By Monique Carboni
Pity poor Christine Mannon, the matriarch of Eugene O’Neill’s seriously dysfunctional clan in his 1931 epic Mourning Becomes Electra. How sharper than a serpent’s tooth it is to have a thankless child, especially one as singularly chilling as Christine’s daughter Lavinia. Locked up in a “whited sepulcher” of a New England mansion with her dull husband for 20 years, is it any wonder that the beautiful Christine should abandon herself to the throes of passion with ship’s captain Adam Brant? Alas, Lavinia also harbors feelings both for Captain Brant and her own father (thus the Electra of the title), so Christine falls victim to the vengeful Vinnie as her daughter’s actions take on the weight of Greek tragedy.
A revival of O’Neill’s complete trilogy, comprised of Homecoming, The Hunted and The Haunted, is rare enough to make any production welcome—even the New Group’s significantly flawed one. In fact, that the four and a half hours are as successful as they are is solely attributable to the power of O’Neill’s writing and a stunning performance from Jena Malone as Lavinia.
Happily dodging Scott Elliott’s scattershot direction, Malone manages the neat trick of remaining in both the period setting of post-Civil War New England and in the period of O’Neill’s writing.
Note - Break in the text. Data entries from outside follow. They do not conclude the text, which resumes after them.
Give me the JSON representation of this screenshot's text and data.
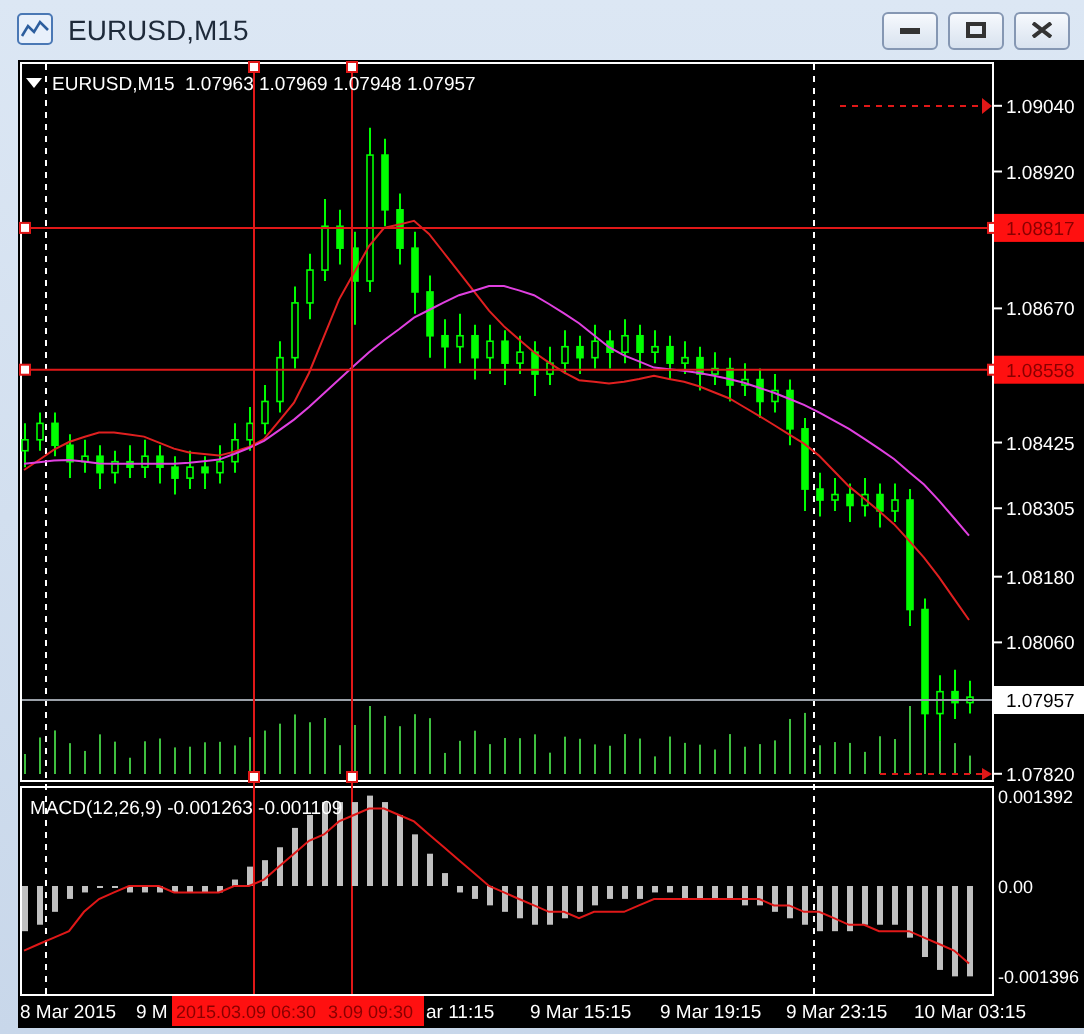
{
  "window": {
    "title": "EURUSD,M15"
  },
  "chart": {
    "header": "EURUSD,M15  1.07963 1.07969 1.07948 1.07957",
    "chart_data": {
      "type": "candlestick",
      "ylim": [
        1.07805,
        1.0912
      ],
      "yticks": [
        {
          "value": 1.0904,
          "label": "1.09040"
        },
        {
          "value": 1.0892,
          "label": "1.08920"
        },
        {
          "value": 1.0867,
          "label": "1.08670"
        },
        {
          "value": 1.08425,
          "label": "1.08425"
        },
        {
          "value": 1.08305,
          "label": "1.08305"
        },
        {
          "value": 1.0818,
          "label": "1.08180"
        },
        {
          "value": 1.0806,
          "label": "1.08060"
        },
        {
          "value": 1.0782,
          "label": "1.07820"
        }
      ],
      "ohlc": [
        [
          1.0841,
          1.0846,
          1.0838,
          1.0843
        ],
        [
          1.0843,
          1.0848,
          1.0841,
          1.0846
        ],
        [
          1.0846,
          1.0848,
          1.084,
          1.0842
        ],
        [
          1.0842,
          1.0844,
          1.0836,
          1.0839
        ],
        [
          1.0839,
          1.0843,
          1.0837,
          1.084
        ],
        [
          1.084,
          1.0842,
          1.0834,
          1.0837
        ],
        [
          1.0837,
          1.0841,
          1.0835,
          1.0839
        ],
        [
          1.0839,
          1.0842,
          1.0836,
          1.0838
        ],
        [
          1.0838,
          1.0843,
          1.0836,
          1.084
        ],
        [
          1.084,
          1.0842,
          1.0835,
          1.0838
        ],
        [
          1.0838,
          1.084,
          1.0833,
          1.0836
        ],
        [
          1.0836,
          1.0841,
          1.0834,
          1.0838
        ],
        [
          1.0838,
          1.084,
          1.0834,
          1.0837
        ],
        [
          1.0837,
          1.0842,
          1.0835,
          1.0839
        ],
        [
          1.0839,
          1.0846,
          1.0837,
          1.0843
        ],
        [
          1.0843,
          1.0849,
          1.0841,
          1.0846
        ],
        [
          1.0846,
          1.0853,
          1.0844,
          1.085
        ],
        [
          1.085,
          1.0861,
          1.0848,
          1.0858
        ],
        [
          1.0858,
          1.0871,
          1.0856,
          1.0868
        ],
        [
          1.0868,
          1.0877,
          1.0865,
          1.0874
        ],
        [
          1.0874,
          1.0887,
          1.0872,
          1.0882
        ],
        [
          1.0882,
          1.0885,
          1.0875,
          1.0878
        ],
        [
          1.0878,
          1.0881,
          1.0864,
          1.0872
        ],
        [
          1.0872,
          1.09,
          1.087,
          1.0895
        ],
        [
          1.0895,
          1.0898,
          1.0882,
          1.0885
        ],
        [
          1.0885,
          1.0888,
          1.0875,
          1.0878
        ],
        [
          1.0878,
          1.0881,
          1.0866,
          1.087
        ],
        [
          1.087,
          1.0873,
          1.0858,
          1.0862
        ],
        [
          1.0862,
          1.0865,
          1.0856,
          1.086
        ],
        [
          1.086,
          1.0866,
          1.0857,
          1.0862
        ],
        [
          1.0862,
          1.0864,
          1.0854,
          1.0858
        ],
        [
          1.0858,
          1.0864,
          1.0855,
          1.0861
        ],
        [
          1.0861,
          1.0863,
          1.0853,
          1.0857
        ],
        [
          1.0857,
          1.0862,
          1.0855,
          1.0859
        ],
        [
          1.0859,
          1.0861,
          1.0851,
          1.0855
        ],
        [
          1.0855,
          1.086,
          1.0853,
          1.0857
        ],
        [
          1.0857,
          1.0863,
          1.0855,
          1.086
        ],
        [
          1.086,
          1.0862,
          1.0855,
          1.0858
        ],
        [
          1.0858,
          1.0864,
          1.0856,
          1.0861
        ],
        [
          1.0861,
          1.0863,
          1.0856,
          1.0859
        ],
        [
          1.0859,
          1.0865,
          1.0857,
          1.0862
        ],
        [
          1.0862,
          1.0864,
          1.0856,
          1.0859
        ],
        [
          1.0859,
          1.0863,
          1.0857,
          1.086
        ],
        [
          1.086,
          1.0862,
          1.0854,
          1.0857
        ],
        [
          1.0857,
          1.0861,
          1.0855,
          1.0858
        ],
        [
          1.0858,
          1.086,
          1.0852,
          1.0855
        ],
        [
          1.0855,
          1.0859,
          1.0853,
          1.0856
        ],
        [
          1.0856,
          1.0858,
          1.085,
          1.0853
        ],
        [
          1.0853,
          1.0857,
          1.0851,
          1.0854
        ],
        [
          1.0854,
          1.0856,
          1.0847,
          1.085
        ],
        [
          1.085,
          1.0855,
          1.0848,
          1.0852
        ],
        [
          1.0852,
          1.0854,
          1.0842,
          1.0845
        ],
        [
          1.0845,
          1.0847,
          1.083,
          1.0834
        ],
        [
          1.0834,
          1.0837,
          1.0829,
          1.0832
        ],
        [
          1.0832,
          1.0836,
          1.083,
          1.0833
        ],
        [
          1.0833,
          1.0835,
          1.0828,
          1.0831
        ],
        [
          1.0831,
          1.0836,
          1.0829,
          1.0833
        ],
        [
          1.0833,
          1.0835,
          1.0827,
          1.083
        ],
        [
          1.083,
          1.0835,
          1.0828,
          1.0832
        ],
        [
          1.0832,
          1.0834,
          1.0809,
          1.0812
        ],
        [
          1.0812,
          1.0814,
          1.079,
          1.0793
        ],
        [
          1.0793,
          1.08,
          1.0788,
          1.0797
        ],
        [
          1.0797,
          1.0801,
          1.0792,
          1.0795
        ],
        [
          1.0795,
          1.0799,
          1.0793,
          1.0796
        ]
      ],
      "series": [
        {
          "type": "line",
          "color": "#e02020",
          "values": [
            1.08375,
            1.08393,
            1.08412,
            1.08426,
            1.08435,
            1.08443,
            1.08443,
            1.0844,
            1.08436,
            1.08425,
            1.08414,
            1.08407,
            1.08404,
            1.08401,
            1.08408,
            1.08417,
            1.08431,
            1.08464,
            1.08498,
            1.08552,
            1.08619,
            1.08686,
            1.08735,
            1.08784,
            1.08817,
            1.08823,
            1.0883,
            1.08806,
            1.08771,
            1.08736,
            1.08701,
            1.08666,
            1.08637,
            1.08613,
            1.0859,
            1.08571,
            1.08553,
            1.08539,
            1.08536,
            1.08533,
            1.08536,
            1.08541,
            1.08547,
            1.08541,
            1.08536,
            1.08528,
            1.08517,
            1.08506,
            1.0849,
            1.08474,
            1.08457,
            1.0844,
            1.08423,
            1.08401,
            1.08373,
            1.08345,
            1.08323,
            1.083,
            1.08276,
            1.08246,
            1.08215,
            1.08179,
            1.0814,
            1.08101
          ]
        },
        {
          "type": "line",
          "color": "#e040e0",
          "values": [
            1.08386,
            1.08389,
            1.08392,
            1.08393,
            1.0839,
            1.08387,
            1.08386,
            1.08386,
            1.08386,
            1.08386,
            1.08386,
            1.08388,
            1.08391,
            1.08394,
            1.08404,
            1.08415,
            1.08428,
            1.08447,
            1.08467,
            1.0849,
            1.08515,
            1.0854,
            1.08565,
            1.0859,
            1.08612,
            1.08632,
            1.08653,
            1.08667,
            1.08681,
            1.08694,
            1.08702,
            1.08711,
            1.08711,
            1.08703,
            1.08694,
            1.08678,
            1.08661,
            1.08643,
            1.08621,
            1.08599,
            1.08584,
            1.08573,
            1.08562,
            1.08559,
            1.08556,
            1.08552,
            1.08547,
            1.08541,
            1.08534,
            1.08525,
            1.08516,
            1.08505,
            1.08494,
            1.0848,
            1.08465,
            1.0845,
            1.08432,
            1.08414,
            1.08395,
            1.08371,
            1.08348,
            1.08319,
            1.08287,
            1.08255
          ]
        }
      ]
    },
    "horizontal_lines": [
      {
        "label": "1.08817"
      },
      {
        "label": "1.08558"
      }
    ],
    "current_price": "1.07957",
    "indicator": {
      "histogram": {
        "chart_data": {
          "type": "bar",
          "title": "MACD(12,26,9) -0.001263 -0.001109",
          "ylim": [
            -0.001673,
            0.001518
          ],
          "yticks": [
            {
              "value": 0.001392,
              "label": "0.001392"
            },
            {
              "value": 0,
              "label": "0.00"
            },
            {
              "value": -0.001396,
              "label": "-0.001396"
            }
          ],
          "series": [
            {
              "type": "bar",
              "color": "#c0c0c0",
              "values": [
                -0.0007,
                -0.0006,
                -0.0004,
                -0.0002,
                -0.0001,
                0,
                0,
                -0.0001,
                -0.0001,
                -0.0001,
                -0.0001,
                -0.0001,
                -0.0001,
                -0.0001,
                0.0001,
                0.0003,
                0.0004,
                0.0006,
                0.0009,
                0.0011,
                0.0013,
                0.0013,
                0.0013,
                0.0014,
                0.0013,
                0.0011,
                0.0008,
                0.0005,
                0.0002,
                -0.0001,
                -0.0002,
                -0.0003,
                -0.0004,
                -0.0005,
                -0.0006,
                -0.0006,
                -0.0005,
                -0.0004,
                -0.0003,
                -0.0002,
                -0.0002,
                -0.0002,
                -0.0001,
                -0.0001,
                -0.0002,
                -0.0002,
                -0.0002,
                -0.0002,
                -0.0003,
                -0.0003,
                -0.0004,
                -0.0005,
                -0.0006,
                -0.0007,
                -0.0007,
                -0.0007,
                -0.0006,
                -0.0006,
                -0.0006,
                -0.0008,
                -0.0011,
                -0.0013,
                -0.0014,
                -0.0014
              ]
            },
            {
              "type": "line",
              "color": "#e01818",
              "values": [
                -0.001,
                -0.0009,
                -0.0008,
                -0.0007,
                -0.0004,
                -0.0002,
                -0.0001,
                0,
                0,
                0,
                -0.0001,
                -0.0001,
                -0.0001,
                -0.0001,
                0,
                0,
                0.0001,
                0.0003,
                0.0005,
                0.0007,
                0.0008,
                0.001,
                0.0011,
                0.0012,
                0.0012,
                0.0011,
                0.001,
                0.0008,
                0.0006,
                0.0004,
                0.0002,
                0,
                -0.0001,
                -0.0002,
                -0.0003,
                -0.0004,
                -0.0004,
                -0.0005,
                -0.0004,
                -0.0004,
                -0.0004,
                -0.0003,
                -0.0002,
                -0.0002,
                -0.0002,
                -0.0002,
                -0.0002,
                -0.0002,
                -0.0002,
                -0.0002,
                -0.0003,
                -0.0003,
                -0.0004,
                -0.0004,
                -0.0005,
                -0.0006,
                -0.0006,
                -0.0007,
                -0.0007,
                -0.0007,
                -0.0008,
                -0.0009,
                -0.001,
                -0.0012
              ]
            }
          ]
        }
      }
    },
    "time_labels": [
      "8 Mar 2015",
      "9 M",
      "ar 11:15",
      "9 Mar 15:15",
      "9 Mar 19:15",
      "9 Mar 23:15",
      "10 Mar 03:15"
    ],
    "vertical_lines": [
      {
        "label": "2015.03.09 06:30"
      },
      {
        "label": "3.09 09:30"
      }
    ]
  }
}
Even her anachronistic Jean Seberg-like shorn head doesn’t prevent Malone from transforming into a grim, icy Daddy’s girl, anchoring the production even as it threatens to spin out of control.
One wonders if Elliott just didn’t have enough faith in the material’s potency. Instead of letting the play speak for itself, he’s filigreed everything with odd directorial touches that, if they aren’t distractingly out of period, actively contradict the text. Christine (Lili Taylor) and Brant (Anson Mount) roll around on the floor in simulated passion, her skirts hiked up above her knees as they plot her husband’s murder; later, in The Haunted, a newly free-spirited Vinnie similarly grapples with her beau Peter (Patrick Mapel) on the parlor floor. Gone With the Wind’s scandalous Scarlett O’Hara dancing while in mourning has nothing on these Mannon women.
Most tellingly, Elliott has Malone rub herself against her brother Orin (Joseph Cross) in an effort to convince him to swallow his confession about the horrors they have done, only to deliver dialogue moments later that reveals her shock at what her brother expects from her in payment. In that moment, Mourning Becomes Electra stops being a tragedy and turns into along the lines of Cruel Intentions—not even Dangerous Liaisons. In Elliot’s hands, the play becomes a hopelessly sexed-up version of O’Neill’s original work, lacking a cohesive feel that’s exemplified by the confusing technical elements.
Jason Lyons’s lighting design is appropriately menacing (never has a moonlight mansion seemed so terrifying), but Susan Hilferty’s costumes are wildly disappointing. Giving Christine a single dress in the first play is a puzzling choice, leaving the time lapses unmentioned unless one has memorized the scene breakdown in the program. Likewise, Malone’s curiously short hair continually pulls the play out of the 19th-century. If Elliott wanted a contemporary production similar to the current revival of Hedda Gabler, his plans for one seem half-hearted at best.
And though the director completely fails the townspeople cum Greek chorus (their scenes are so ham-fisted that one wants to avert one’s eyes), he either spent more time with his leads or they’re all accomplished enough to ignore his vision in pursuit of something more honest. Only Lili Taylor disappoints in her early scenes, reciting her dialogue with an even odder speech pattern than she normally displays. Eventually, she grows into the indomitable, sensuous woman the role cries out for, but not until the audience is treated to a few worrying scenes.
Mount is appropriately virile at the adulterous captain, and Mark Blum does nice work as the stubborn and bewildered husband and father who returns from the Civil War to find another raging in his home between his beautiful wife and his fiercely devoted daughter. Film actor Joseph Cross, best known for his work in Running With Scissors, makes an impressive Off-Broadway debut as the weak-willed Orin, who lacks his sister’s steely will to survive the damage he has caused.
But the entire show is almost undone with the ludicrous casting of Phoebe Strole as Hazel. From the moment she first punctuates a line by slapping her hand against her leg, one realizes one is in the presence of an actress in over her head. Hazel, a sweet young girl out of her element among the Gothic Mannon family, must nevertheless possess a powerful moral compass that allows her to actively criticize what she sees happening. But Strole comes across as the winner of a reality TV show contest, with first prize a costarring role in an Off-Broadway play. When she eventually goes head-to-head with Lavinia, it’s impossible to believe that such a simpering, mealy-mouthed creature could ever convince the self-possessed Vinnie that she’s in the wrong. And though Lavinia threatens to shoot Hazel, it’s the audience who has first dibs on her.
>Mourning Becomes Electra
Through Mar. 1, The New Group at Theatre Row, 410 W. 42nd St. (betw. 9th and 10th Aves.), 212-279-4200; times vary, $61.25.